Essential Pass1 Plots/Tables

• Dead time vs kinematics for all targets.
• Average current (when beam on) for all kinematics and targets.
• Plot of S0.S2 and S0.S2.CK scalers normalized to charge vs run for each kinematics for all targets.

Ultimate Check Before Getting Physics Results

• Compare MARATHON cross section ratio of proton to deuterium to SLAC cross section ratio from the fits of Whitlow et al. We must compare the model to the actual data (need to collect them in a table).

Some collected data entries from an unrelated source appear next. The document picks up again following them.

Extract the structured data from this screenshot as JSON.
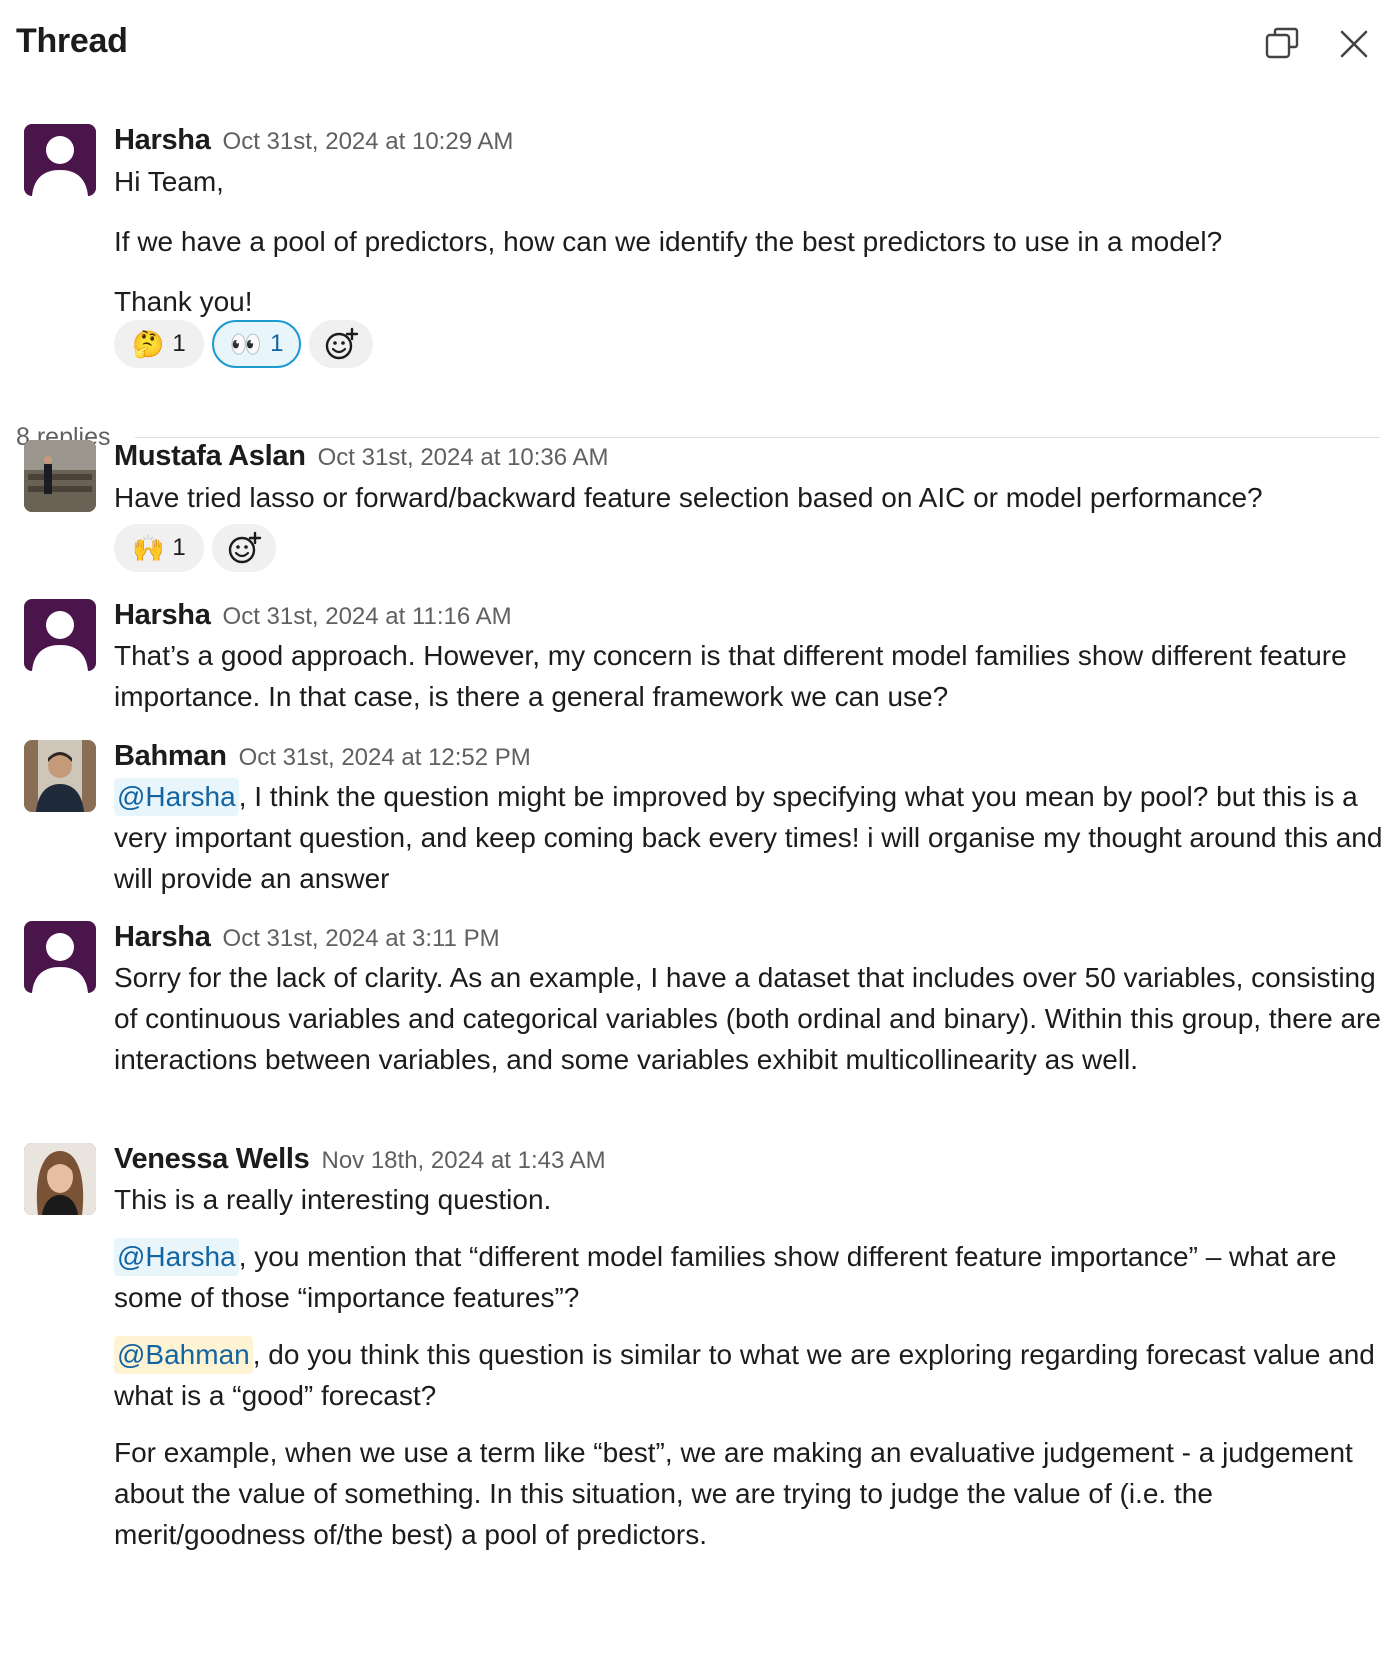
{
  "header": {
    "title": "Thread",
    "popout_icon": "popout-icon",
    "close_icon": "close-icon"
  },
  "replies_label": "8 replies",
  "messages": [
    {
      "author": "Harsha",
      "time": "Oct 31st, 2024 at 10:29 AM",
      "paragraphs": [
        "Hi Team,",
        "If we have a pool of predictors, how can we identify the best predictors to use in a model?",
        "Thank you!"
      ],
      "reactions": [
        {
          "emoji": "🤔",
          "count": "1",
          "active": false
        },
        {
          "emoji": "👀",
          "count": "1",
          "active": true
        }
      ]
    },
    {
      "author": "Mustafa Aslan",
      "time": "Oct 31st, 2024 at 10:36 AM",
      "paragraphs": [
        "Have tried lasso or forward/backward feature selection based on AIC or model performance?"
      ],
      "reactions": [
        {
          "emoji": "🙌",
          "count": "1",
          "active": false
        }
      ]
    },
    {
      "author": "Harsha",
      "time": "Oct 31st, 2024 at 11:16 AM",
      "paragraphs": [
        "That’s a good approach. However, my concern is that different model families show different feature importance. In that case, is there a general framework we can use?"
      ]
    },
    {
      "author": "Bahman",
      "time": "Oct 31st, 2024 at 12:52 PM",
      "mention": "@Harsha",
      "paragraphs": [
        ", I think the question might be improved by specifying what you mean by pool? but this is a very important question, and keep coming back every times! i will organise my thought around this and will provide an answer"
      ]
    },
    {
      "author": "Harsha",
      "time": "Oct 31st, 2024 at 3:11 PM",
      "paragraphs": [
        "Sorry for the lack of clarity. As an example, I have a dataset that includes over 50 variables, consisting of continuous variables and categorical variables (both ordinal and binary). Within this group, there are interactions between variables, and some variables exhibit multicollinearity as well."
      ]
    },
    {
      "author": "Venessa Wells",
      "time": "Nov 18th, 2024 at 1:43 AM",
      "mention_1": "@Harsha",
      "mention_2": "@Bahman",
      "paragraphs": [
        "This is a really interesting question.",
        ", you mention that “different model families show different feature importance” – what are some of those “importance features”?",
        ", do you think this question is similar to what we are exploring regarding forecast value and what is a “good” forecast?",
        "For example, when we use a term like “best”, we are making an evaluative judgement - a judgement about the value of something. In this situation, we are trying to judge the value of (i.e. the merit/goodness of/the best) a pool of predictors."
      ]
    }
  ]
}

Pre-Offline Analysis Tasks

• Clean up the run-info: We have setup multiple tools of recording and organizing the run-lists, including paper-tables, MySQL, wiki. We will end up using the MySQL (including the web-based one here) as the main source of the run-info. However, it is made automatically by collecting info from EPCIS (and hand input from shift-workers). We knows there are always errors. We should clean up the errors, by comparing with the info from wiki, and the paper-tables in the counting house.
• Itemize all calibration runs into groups, like BCM, BPM, Target-Boiling, optics, etc.
• Collect all survey results, including targets, spectrometer angles, beam-instruments, etc. Put them in a common place (Wiki is better for a place for permanent files and info)
• Benchmark the data-base. We use github for version control of the data-base. While other experiments continue so as the data-base being changing, the data-base for MARATHON can be bench-marked (in the github language, we can "fork" or create a new branch for this experiment). Of course, detector-related calibration can be continuously updated w/ other experiments.

Discussion Minutes

• Thanks to everyone. MARATHON is over!

• Mispointing:
  • inserted into run database by start run script
  • used in replay???

• Beam energy:
  • offset factor determined by Doug (to be multiplied by Tiefenbach energy)
  • check correctness in run database! (Mike, Tyler K)

• Detector Databases:
  • each detector expert should double check database values
  • then convince everyone else that everything is good at a Tuesday tritium analysis meeting

• MySQL database: (Tyler H)
  • check against other sources
  • comment fields have an off-by-one error at some point during the run
  • target field may be incorrect on some runs (recorded as Home even though a target was in)

• Farm Replay:
  • check all replay log files to look for worrisome errors (Jason)
  • probably copy all farm_out files to /work/ or /volatile/ for checking

• Contamination from windows for gas targets
  • use Zhihong's method (Zhihong, ?)
  • determined optimal z-cut, trading contamination reduction for statistics (Tong)
  • calculate contamination from each end-cap independently, to avoid troubles from small offset in position between targets

• Reconstruction:
  • starting from GMP/DVCS optics
  • perhaps do a quick study on y_target to see if there are any surprises (Shujie, Zhihong)

• Mispointing:
  • Compare Javier's numbers with surveys, with other studies, etc (Tong, Rey, ?)
  • check out Rey's write-up on his study for (e,e'p) data

• VDC calibration:
  • Do some additional calibrations thoughout the run just to sanity check (Jason, Dien)

• Boiling:
  • compare March boiling data to older results from full boiling studies (Mike)
  • another quick boiling set at end of run, should also be compared
  • be careful with weighting "average" currents (beam trip cuts, etc.)
  • be careful about HV changes in calorimeter between Dec and spring?

• 3H to 3He conversion:
  • on the order of a few percent, changes with time over the length of the run ( Tyler K, Jason )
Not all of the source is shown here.